In episode 4, Griselda takes a bath in her palatial Palm Beach home, and we see a huge mural of Salome by German artist Franz von Stuck, depicting the princess dancing with joy as she’s given the head of John the Baptist.

The painting formed a part of the team’s reference wall and served as a huge inspiration to Salas. “It had this incredible combination of gold and green; I was fine-tuning the LUT during hair, makeup and wardrobe tests and that became an important ingredient of the look.

There was an olive tint to the shadows and we incorporated a lot of gold into the highlights, by shifting amber hues more towards yellow in our lighting fixtures.

We also looked at a photographer from the time period in Miami called Andy Sweet. That was more inspirational in terms of finding locations which felt like those pictures. It was a nice guide for us.”

In The Frame

Adding to Griselda’s unique look is the 1.66:1 aspect ratio, a lesser-used choice which allows for powerful close-ups. “We wanted the ability to isolate Griselda and centre her, without having to get too close,” explains Salas. “So we can be in a medium-wide lens and either back up enough to include other characters or isolate her in the frame – and that was much easier to do in 1.66:1 than it would have been in a widescreen aspect ratio.
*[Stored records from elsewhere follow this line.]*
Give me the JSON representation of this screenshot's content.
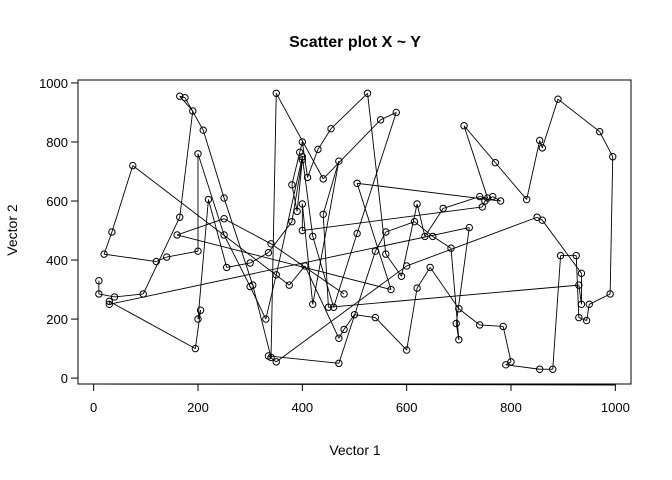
{
  "chart_data": {
    "type": "scatter",
    "title": "Scatter plot X ~ Y",
    "xlabel": "Vector 1",
    "ylabel": "Vector 2",
    "xlim": [
      -30,
      1030
    ],
    "ylim": [
      -20,
      1010
    ],
    "xticks": [
      0,
      200,
      400,
      600,
      800,
      1000
    ],
    "yticks": [
      0,
      200,
      400,
      600,
      800,
      1000
    ],
    "grid": false,
    "legend": "none",
    "connect_points": true,
    "marker": "open-circle",
    "colors": {
      "points": "#000000",
      "lines": "#000000",
      "frame": "#000000",
      "background": "#ffffff"
    },
    "points": [
      [
        10,
        330
      ],
      [
        10,
        285
      ],
      [
        40,
        275
      ],
      [
        95,
        285
      ],
      [
        165,
        545
      ],
      [
        190,
        905
      ],
      [
        165,
        955
      ],
      [
        175,
        950
      ],
      [
        210,
        840
      ],
      [
        250,
        610
      ],
      [
        305,
        315
      ],
      [
        340,
        70
      ],
      [
        350,
        965
      ],
      [
        440,
        675
      ],
      [
        550,
        875
      ],
      [
        580,
        900
      ],
      [
        505,
        490
      ],
      [
        460,
        240
      ],
      [
        420,
        480
      ],
      [
        400,
        750
      ],
      [
        350,
        350
      ],
      [
        330,
        200
      ],
      [
        300,
        310
      ],
      [
        250,
        485
      ],
      [
        200,
        760
      ],
      [
        200,
        430
      ],
      [
        140,
        410
      ],
      [
        120,
        395
      ],
      [
        20,
        420
      ],
      [
        35,
        495
      ],
      [
        75,
        720
      ],
      [
        375,
        315
      ],
      [
        405,
        380
      ],
      [
        470,
        135
      ],
      [
        480,
        165
      ],
      [
        500,
        215
      ],
      [
        540,
        205
      ],
      [
        600,
        95
      ],
      [
        620,
        305
      ],
      [
        645,
        375
      ],
      [
        700,
        235
      ],
      [
        740,
        180
      ],
      [
        785,
        175
      ],
      [
        800,
        55
      ],
      [
        790,
        45
      ],
      [
        855,
        30
      ],
      [
        880,
        30
      ],
      [
        895,
        415
      ],
      [
        925,
        415
      ],
      [
        930,
        205
      ],
      [
        945,
        195
      ],
      [
        950,
        250
      ],
      [
        990,
        285
      ],
      [
        995,
        750
      ],
      [
        970,
        835
      ],
      [
        890,
        945
      ],
      [
        860,
        780
      ],
      [
        855,
        805
      ],
      [
        830,
        605
      ],
      [
        770,
        730
      ],
      [
        710,
        855
      ],
      [
        755,
        610
      ],
      [
        740,
        615
      ],
      [
        670,
        575
      ],
      [
        635,
        480
      ],
      [
        620,
        590
      ],
      [
        590,
        345
      ],
      [
        560,
        420
      ],
      [
        525,
        965
      ],
      [
        455,
        845
      ],
      [
        430,
        775
      ],
      [
        410,
        680
      ],
      [
        400,
        800
      ],
      [
        395,
        765
      ],
      [
        380,
        655
      ],
      [
        390,
        565
      ],
      [
        400,
        740
      ],
      [
        380,
        530
      ],
      [
        335,
        425
      ],
      [
        300,
        390
      ],
      [
        255,
        375
      ],
      [
        220,
        605
      ],
      [
        200,
        200
      ],
      [
        205,
        230
      ],
      [
        195,
        100
      ],
      [
        30,
        260
      ],
      [
        30,
        250
      ],
      [
        720,
        510
      ],
      [
        695,
        185
      ],
      [
        700,
        130
      ],
      [
        685,
        440
      ],
      [
        650,
        480
      ],
      [
        615,
        530
      ],
      [
        560,
        495
      ],
      [
        540,
        430
      ],
      [
        470,
        50
      ],
      [
        335,
        75
      ],
      [
        350,
        55
      ],
      [
        600,
        380
      ],
      [
        850,
        545
      ],
      [
        860,
        535
      ],
      [
        935,
        355
      ],
      [
        935,
        250
      ],
      [
        930,
        315
      ],
      [
        450,
        240
      ],
      [
        440,
        555
      ],
      [
        470,
        735
      ],
      [
        420,
        250
      ],
      [
        400,
        590
      ],
      [
        400,
        500
      ],
      [
        745,
        580
      ],
      [
        750,
        600
      ],
      [
        765,
        615
      ],
      [
        780,
        600
      ],
      [
        505,
        660
      ],
      [
        570,
        300
      ],
      [
        160,
        485
      ],
      [
        250,
        540
      ],
      [
        340,
        455
      ],
      [
        480,
        285
      ]
    ]
  }
}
“It also inspired us to think in this aspect ratio that we hadn’t really explored before, and to reinterpret the world that way – because we had both just done a lot of widescreen work. Lastly, it felt very close to the golden ratio, and it felt like many of the seventies photographs that we were looking at were more in line with that aspect ratio than with widescreen, for example.”

Glass Act 

Salas tested everything from sharp, modern lenses to true vintage glass, paired with a variety of cameras – eventually selecting the RED V-RAPTOR 8K VV (so new at that point it wasn’t even on the shelves yet) teamed with Panavision Panaspeed lenses.

“What was great about that combination is that the RAPTOR is a very small camera. I knew that we would be shooting mostly in practical locations – and off a compact remote head – so it made for an incredibly small footprint. But, equally, we could quickly go from studio mode to Steadicam to remote head to Technocrane back to dolly. My AC was able to make a functional, fast-moving camera build,” he enthuses.

On the lens front, Salas adored the Panaspeeds’ pleasant rendering of skin tones, but also their consistency from lens to lens, mechanically and optically – something that likely wouldn’t have been possible with a true vintage lens. “It gave me comfort because I knew I was going to be very aggressive with the lighting and contrast ratios,” he shares.

Lessons Learned

Looking back on the project, Salas is especially proud of the cohesiveness of the final look and the way it came together visually. “When Griselda is at Mutiny, for example, there are all these mosaic ceiling pieces with copper and gold, and all these interactive lights. There’s a lot going on, but it’s the same LUT, camera and lensing as when we’re shooting June’s storyline, which is much more austere. She’s confined by the lines and architecture of the homicide department, the colours are subdued – that’s all being executed in terms of lighting, colour of the light, wardrobe, set dressing, location choices. So you have these drastically different looks that progress over the course of the show, but it’s woven into the fabric of the scene. I’m proud that, from the most austere to the most lavish moments in terms of colour and lighting, they feel authentic.”

As his first large project shooting on a RED camera, and his first time using Panaspeeds, Salas was keen to step out of his comfort zone on Griselda – something he sees as essential to creative development. “A lesson I keep trying to teach myself is to take chances and be bold,” he concludes. “If you are being true to the story and the vision of the director, it’ll pay off.”